I first noticed an article on why kids shouldn't be asked to apologize a year or so ago."That's strange," was my first thought.
I read it.
It made sense.
No bother teaching a child to lie and say they feel something they don't, right?
Feelings are the feelers secular culture is guided by.
Something sat wrong with me.
Something was off.
A few more articles on the same gist.
There it was.
That is what was missing.
Respect for the other person and,
Learning to set aside our feelings to do what is right.
Because teaching our kids that their feelings trump doing what is right is not right.
So our kids apologize if they push in front of another child on the playground because it isn't right for them to put themselves first. I don't care how loud they get and how much they want to be first or are angry they got shoved and so shoved back. This is a heart issue. I don't care if they feel it or not. I am aiming to instruct them that doing what is right and honorable and considerate comes before acting on feelings.

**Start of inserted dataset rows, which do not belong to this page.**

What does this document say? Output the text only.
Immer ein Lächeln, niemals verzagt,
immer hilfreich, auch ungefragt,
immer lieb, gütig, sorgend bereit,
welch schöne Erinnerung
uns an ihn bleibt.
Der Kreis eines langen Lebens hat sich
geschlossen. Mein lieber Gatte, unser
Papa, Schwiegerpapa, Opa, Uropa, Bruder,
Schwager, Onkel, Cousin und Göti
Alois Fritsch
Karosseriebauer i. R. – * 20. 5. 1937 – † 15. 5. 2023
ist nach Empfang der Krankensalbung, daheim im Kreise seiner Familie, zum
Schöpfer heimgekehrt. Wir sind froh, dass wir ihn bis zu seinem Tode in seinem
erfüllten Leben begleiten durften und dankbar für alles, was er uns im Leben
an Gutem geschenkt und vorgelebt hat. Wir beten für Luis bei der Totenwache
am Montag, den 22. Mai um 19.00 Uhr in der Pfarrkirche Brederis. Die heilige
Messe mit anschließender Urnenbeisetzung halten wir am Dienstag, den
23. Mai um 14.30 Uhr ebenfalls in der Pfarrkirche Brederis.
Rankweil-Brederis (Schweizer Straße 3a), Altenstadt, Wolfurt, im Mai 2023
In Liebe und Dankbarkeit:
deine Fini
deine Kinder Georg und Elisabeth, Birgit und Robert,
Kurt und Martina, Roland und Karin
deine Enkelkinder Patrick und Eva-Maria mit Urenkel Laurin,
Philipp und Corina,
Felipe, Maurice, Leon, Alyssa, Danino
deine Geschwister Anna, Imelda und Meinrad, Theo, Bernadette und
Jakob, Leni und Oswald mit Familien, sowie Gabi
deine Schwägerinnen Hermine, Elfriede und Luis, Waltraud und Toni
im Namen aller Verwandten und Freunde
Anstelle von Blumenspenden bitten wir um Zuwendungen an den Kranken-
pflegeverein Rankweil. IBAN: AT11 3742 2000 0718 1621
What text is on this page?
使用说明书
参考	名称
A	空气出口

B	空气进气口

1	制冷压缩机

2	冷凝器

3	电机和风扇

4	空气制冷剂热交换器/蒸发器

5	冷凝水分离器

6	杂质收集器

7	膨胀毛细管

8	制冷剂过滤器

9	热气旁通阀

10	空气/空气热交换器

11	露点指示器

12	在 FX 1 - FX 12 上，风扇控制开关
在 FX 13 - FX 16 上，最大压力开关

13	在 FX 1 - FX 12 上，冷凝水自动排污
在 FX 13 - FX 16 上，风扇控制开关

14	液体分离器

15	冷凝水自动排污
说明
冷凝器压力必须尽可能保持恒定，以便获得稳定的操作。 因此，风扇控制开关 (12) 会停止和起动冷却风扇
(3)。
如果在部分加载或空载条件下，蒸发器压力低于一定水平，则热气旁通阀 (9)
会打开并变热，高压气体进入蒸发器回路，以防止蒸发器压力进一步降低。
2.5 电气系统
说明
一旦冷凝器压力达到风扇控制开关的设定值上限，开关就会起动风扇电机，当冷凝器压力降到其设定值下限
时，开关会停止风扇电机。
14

Biblical restoration is in order. In a four year old's life it looks like this: You hurt, you apologize and then you pay back in kindness. That's the way it goes.
As a mom I know I don't always have the right feelings to go along with what I should be doing or saying but I sure hope that most of the time I'm doing what is right out of respect for the people around me.
Our children are welcome to say, "I was wrong" or "I'm sorry" or "Please forgive me". I'm not caught up on wording. I want them to learn to recognize the attitude and action of a humble heart.
I yell at my kids and I apologize, even if I'm still feeling the feelings that got me yelling, because I know (and knowing is the key and what I'm teaching my kids to recognize and act on)...because I know that when I'm yelling I'm acting on a feeling that isn't a Christ-at-work-in-my-heart feeling. I know that apologizing is the beginning of Christ-at-work above and beyond my feelings and if I had only ever been taught to say "I'm sorry" when I felt it, there would have been very little forgivenesses begun and wounds mended in my 34 years.
Apologizing is humbling. I may not have been the most to blame. I may have said nothing wrong but my words fell on a sensitive heart, wounding though it wasn't the intent. I want to be right. I want to get angry for twisted words and oversensitive emotions but "I'm sorry" and "Lets work this out" build a bridge or make repairs stronger than emotions.
And that, my friends, is why our kids apologize.